This felt so good when I solved it (like a good bm) that i just had to follow it up with a blog post.
A new client of ours (Financial Services company) has a T1 line that handles their voice and data. They mentioned that their Internet is slow. I spoke to the ISP who told me this customer’s bandwidth is maxed out. They have 500k upload and it is being saturated. After checking the applications that they typically use in their business I found that they have an ACT database that is hosted in the cloud. I spoke to the technical support people for the hosted database and they told me that for the number of users this account has the most bandwidth they should be using is 190k. Furthermore, they told me that if the browser connection to the database is closed the utilization should be zero.
With this information in hand I started to do some investigation. This office is not too big and the people there are very cooperative and they said I could do some testing during office hours.
One colleague suggested using a Calyptix UTM device for its bandwidth monitor. I do use these devices but the bandwidth monitor graphic is not really useful for this study – not enough magnification (see insert).
I had recently read about the TOMATO firmware that can run on Linksys routers. I grabbed an old Linksys router from the gadget warehouse (the newer versions don’t work with Tomato) and installed the firmware. The bandwidth monitor in the Tomato router was perfect (see insert). This Tomato display is from the actual problem network. The green stuff at the bottom is download activity which was not the problem. The blue stuff averaging 700+k is the outbound problem.
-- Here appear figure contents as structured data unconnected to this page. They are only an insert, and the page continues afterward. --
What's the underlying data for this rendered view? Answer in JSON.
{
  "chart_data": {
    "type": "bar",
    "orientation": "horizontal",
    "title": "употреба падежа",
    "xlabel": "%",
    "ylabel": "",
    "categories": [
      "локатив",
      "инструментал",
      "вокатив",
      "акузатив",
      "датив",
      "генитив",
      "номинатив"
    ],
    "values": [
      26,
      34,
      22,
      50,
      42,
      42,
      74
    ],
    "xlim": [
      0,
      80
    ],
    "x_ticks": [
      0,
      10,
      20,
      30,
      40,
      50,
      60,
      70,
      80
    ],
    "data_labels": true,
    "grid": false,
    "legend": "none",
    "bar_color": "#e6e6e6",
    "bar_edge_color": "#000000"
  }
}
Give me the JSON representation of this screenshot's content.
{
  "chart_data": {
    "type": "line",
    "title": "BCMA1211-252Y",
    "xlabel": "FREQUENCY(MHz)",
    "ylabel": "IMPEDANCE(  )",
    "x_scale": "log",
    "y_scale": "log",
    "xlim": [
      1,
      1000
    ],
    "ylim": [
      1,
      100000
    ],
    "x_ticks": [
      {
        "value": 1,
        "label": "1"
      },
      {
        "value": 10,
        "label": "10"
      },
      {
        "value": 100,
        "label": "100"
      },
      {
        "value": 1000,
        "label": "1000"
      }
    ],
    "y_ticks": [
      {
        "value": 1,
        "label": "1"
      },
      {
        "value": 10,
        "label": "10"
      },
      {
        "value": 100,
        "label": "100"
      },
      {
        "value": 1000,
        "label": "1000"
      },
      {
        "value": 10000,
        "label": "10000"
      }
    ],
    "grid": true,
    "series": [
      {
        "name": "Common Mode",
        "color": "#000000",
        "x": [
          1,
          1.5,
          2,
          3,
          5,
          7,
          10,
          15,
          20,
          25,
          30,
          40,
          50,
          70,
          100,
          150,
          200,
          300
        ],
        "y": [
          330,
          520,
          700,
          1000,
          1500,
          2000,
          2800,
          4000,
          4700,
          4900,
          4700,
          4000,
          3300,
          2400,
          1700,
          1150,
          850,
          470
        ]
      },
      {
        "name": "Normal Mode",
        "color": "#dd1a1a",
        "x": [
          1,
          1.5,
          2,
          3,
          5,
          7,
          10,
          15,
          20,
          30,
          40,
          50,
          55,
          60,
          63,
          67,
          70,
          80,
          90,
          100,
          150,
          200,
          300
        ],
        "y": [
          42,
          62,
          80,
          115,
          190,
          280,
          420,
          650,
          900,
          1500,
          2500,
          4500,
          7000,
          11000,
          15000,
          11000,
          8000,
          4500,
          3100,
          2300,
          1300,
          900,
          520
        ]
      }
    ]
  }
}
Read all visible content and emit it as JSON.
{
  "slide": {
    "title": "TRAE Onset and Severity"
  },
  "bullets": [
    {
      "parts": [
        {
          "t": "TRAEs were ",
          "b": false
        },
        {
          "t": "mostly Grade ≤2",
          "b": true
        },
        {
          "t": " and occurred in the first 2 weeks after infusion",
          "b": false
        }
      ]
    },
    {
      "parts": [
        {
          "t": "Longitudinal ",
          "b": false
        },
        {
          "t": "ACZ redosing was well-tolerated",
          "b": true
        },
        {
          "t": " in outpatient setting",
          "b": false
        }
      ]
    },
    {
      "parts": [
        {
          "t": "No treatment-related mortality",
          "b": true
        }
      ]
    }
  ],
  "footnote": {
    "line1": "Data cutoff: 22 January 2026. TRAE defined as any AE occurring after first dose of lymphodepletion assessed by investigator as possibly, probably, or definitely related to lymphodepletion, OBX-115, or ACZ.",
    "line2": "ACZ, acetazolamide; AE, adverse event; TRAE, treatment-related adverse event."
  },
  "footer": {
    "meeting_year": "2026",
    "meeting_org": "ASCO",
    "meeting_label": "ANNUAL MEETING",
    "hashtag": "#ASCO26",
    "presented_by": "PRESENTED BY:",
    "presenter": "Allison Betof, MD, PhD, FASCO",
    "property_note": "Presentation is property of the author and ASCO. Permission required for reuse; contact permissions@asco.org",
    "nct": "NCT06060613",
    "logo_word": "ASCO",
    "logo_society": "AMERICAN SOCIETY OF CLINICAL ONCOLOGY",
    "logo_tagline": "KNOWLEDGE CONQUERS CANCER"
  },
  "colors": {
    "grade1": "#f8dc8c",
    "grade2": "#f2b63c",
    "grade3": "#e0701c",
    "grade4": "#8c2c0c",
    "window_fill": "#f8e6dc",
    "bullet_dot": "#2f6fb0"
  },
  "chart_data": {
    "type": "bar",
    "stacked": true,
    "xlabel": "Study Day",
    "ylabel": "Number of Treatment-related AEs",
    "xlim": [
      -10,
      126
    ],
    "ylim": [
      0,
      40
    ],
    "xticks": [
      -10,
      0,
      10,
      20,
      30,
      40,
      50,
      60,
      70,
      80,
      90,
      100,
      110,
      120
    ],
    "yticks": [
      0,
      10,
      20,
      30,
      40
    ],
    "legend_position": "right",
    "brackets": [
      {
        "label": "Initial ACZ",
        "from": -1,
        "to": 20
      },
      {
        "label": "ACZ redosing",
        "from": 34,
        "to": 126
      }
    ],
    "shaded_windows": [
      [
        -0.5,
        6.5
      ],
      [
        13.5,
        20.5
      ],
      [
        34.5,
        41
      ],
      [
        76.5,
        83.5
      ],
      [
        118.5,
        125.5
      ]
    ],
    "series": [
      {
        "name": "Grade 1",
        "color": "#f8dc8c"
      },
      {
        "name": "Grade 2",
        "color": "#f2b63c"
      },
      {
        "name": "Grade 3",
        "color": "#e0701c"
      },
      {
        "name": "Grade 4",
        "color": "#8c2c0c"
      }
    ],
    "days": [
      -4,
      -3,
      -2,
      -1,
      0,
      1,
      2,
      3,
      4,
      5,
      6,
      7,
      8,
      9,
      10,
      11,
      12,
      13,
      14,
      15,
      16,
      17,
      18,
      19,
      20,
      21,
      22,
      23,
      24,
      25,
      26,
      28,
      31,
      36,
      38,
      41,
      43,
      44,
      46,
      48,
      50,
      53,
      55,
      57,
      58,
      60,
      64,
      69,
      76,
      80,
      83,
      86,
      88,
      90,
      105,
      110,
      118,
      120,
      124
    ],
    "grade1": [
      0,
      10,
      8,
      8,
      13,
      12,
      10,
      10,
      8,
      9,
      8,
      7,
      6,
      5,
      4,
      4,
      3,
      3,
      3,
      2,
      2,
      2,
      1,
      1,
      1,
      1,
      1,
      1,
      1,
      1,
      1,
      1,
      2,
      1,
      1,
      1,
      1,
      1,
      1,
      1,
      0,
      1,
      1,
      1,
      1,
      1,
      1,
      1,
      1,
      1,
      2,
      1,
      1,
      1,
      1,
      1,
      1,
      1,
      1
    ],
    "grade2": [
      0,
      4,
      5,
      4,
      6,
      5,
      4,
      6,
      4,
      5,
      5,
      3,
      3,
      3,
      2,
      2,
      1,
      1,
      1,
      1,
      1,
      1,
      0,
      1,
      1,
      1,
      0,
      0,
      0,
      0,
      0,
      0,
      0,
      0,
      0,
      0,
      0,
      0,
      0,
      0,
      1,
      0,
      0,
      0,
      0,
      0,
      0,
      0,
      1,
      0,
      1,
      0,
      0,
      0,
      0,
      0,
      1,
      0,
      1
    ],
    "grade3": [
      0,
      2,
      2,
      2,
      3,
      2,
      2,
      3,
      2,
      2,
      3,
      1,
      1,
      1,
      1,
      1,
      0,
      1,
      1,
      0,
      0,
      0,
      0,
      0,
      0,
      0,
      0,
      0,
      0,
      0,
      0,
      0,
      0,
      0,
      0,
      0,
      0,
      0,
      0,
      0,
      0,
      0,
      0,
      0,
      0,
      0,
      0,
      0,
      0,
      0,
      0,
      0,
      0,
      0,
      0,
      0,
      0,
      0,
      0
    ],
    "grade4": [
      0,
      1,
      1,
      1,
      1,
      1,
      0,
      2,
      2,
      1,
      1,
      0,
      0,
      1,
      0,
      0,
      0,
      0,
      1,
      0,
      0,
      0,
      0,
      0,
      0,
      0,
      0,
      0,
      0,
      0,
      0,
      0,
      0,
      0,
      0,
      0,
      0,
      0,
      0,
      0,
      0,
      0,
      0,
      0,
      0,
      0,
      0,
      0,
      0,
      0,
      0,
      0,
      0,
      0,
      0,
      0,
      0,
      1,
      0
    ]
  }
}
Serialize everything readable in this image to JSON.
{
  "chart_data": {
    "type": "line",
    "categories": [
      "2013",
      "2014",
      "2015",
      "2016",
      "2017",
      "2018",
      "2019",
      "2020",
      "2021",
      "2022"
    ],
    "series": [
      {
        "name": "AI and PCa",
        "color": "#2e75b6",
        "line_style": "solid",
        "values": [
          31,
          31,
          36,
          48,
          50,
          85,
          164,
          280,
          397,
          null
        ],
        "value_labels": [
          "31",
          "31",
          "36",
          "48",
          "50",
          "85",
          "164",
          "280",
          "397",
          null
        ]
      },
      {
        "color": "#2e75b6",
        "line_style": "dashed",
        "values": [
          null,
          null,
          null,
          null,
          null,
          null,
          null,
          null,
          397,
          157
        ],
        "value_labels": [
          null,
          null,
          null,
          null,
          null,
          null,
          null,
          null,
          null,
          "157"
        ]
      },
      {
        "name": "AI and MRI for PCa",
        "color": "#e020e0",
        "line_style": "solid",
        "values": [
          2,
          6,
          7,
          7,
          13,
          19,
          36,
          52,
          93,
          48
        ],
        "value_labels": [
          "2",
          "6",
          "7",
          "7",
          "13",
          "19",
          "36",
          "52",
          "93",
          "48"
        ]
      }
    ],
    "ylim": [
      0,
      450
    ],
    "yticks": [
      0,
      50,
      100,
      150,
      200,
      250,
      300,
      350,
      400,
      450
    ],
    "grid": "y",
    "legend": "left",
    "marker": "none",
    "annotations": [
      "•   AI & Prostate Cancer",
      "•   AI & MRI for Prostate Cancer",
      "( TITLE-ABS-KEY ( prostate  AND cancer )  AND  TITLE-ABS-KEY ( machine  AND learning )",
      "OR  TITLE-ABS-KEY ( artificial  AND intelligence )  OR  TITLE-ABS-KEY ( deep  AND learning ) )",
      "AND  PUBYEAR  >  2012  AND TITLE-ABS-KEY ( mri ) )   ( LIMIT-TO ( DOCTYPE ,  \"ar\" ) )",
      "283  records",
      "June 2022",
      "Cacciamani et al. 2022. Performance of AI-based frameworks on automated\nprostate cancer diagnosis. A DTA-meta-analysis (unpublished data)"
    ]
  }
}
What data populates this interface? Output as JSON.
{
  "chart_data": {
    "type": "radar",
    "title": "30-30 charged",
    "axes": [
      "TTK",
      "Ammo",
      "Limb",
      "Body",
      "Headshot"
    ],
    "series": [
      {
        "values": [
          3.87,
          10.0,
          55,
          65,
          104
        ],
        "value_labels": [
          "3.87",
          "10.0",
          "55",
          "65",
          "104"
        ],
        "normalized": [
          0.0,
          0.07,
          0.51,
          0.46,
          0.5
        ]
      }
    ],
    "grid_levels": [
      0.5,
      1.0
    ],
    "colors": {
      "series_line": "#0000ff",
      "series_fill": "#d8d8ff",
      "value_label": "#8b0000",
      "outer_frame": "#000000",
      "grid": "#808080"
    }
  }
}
Next I asked everyone to shut down their ACT web sessions. There was no change in the activity when I did this.
Next I disconnected a single workstation from the network. I saw a dramatic drop in the outbound activity. I thought I may have found the problem workstation. HOWEVER, after I waited a short while, with that workstation still unconnected, the activity RETURNED to the high level!
I reconnected that computer and disconnected another computer. I saw similar results. Activity fell way off but then returned to the high level.
At this point I decided I would have to take some more disruptive action so I told the business owner I would return to do more testing when the office was closed.
Last night, after our trick or treaters waned – I went back to the office.
I removed all the workstations from the network and then connected just one. I saw the high level of outbound activity. I then put to use two tools. I used WIRESHARK to capture an interval of traffic. I then sorted the traffic on Destination IP address and found one external IP that was the bulk of the traffic. I next used Sysinternals TCPVIEW. This utility enabled me to see applications/processes that were running along with what resource they were accessing. I spotted my external IP address in the list and found that the CULPRIT was AFPW.OUTLOOK.SERVICE.EXE. This was buried several folders deep in an Act Web folder on the computer. When I killed this process – VOILA – my outbound traffic utilization dropped to zero!
On Monday I will contact the ACT database people to find out if this errant process is even related to what they are doing or maybe just left over from some earlier and now unused installation.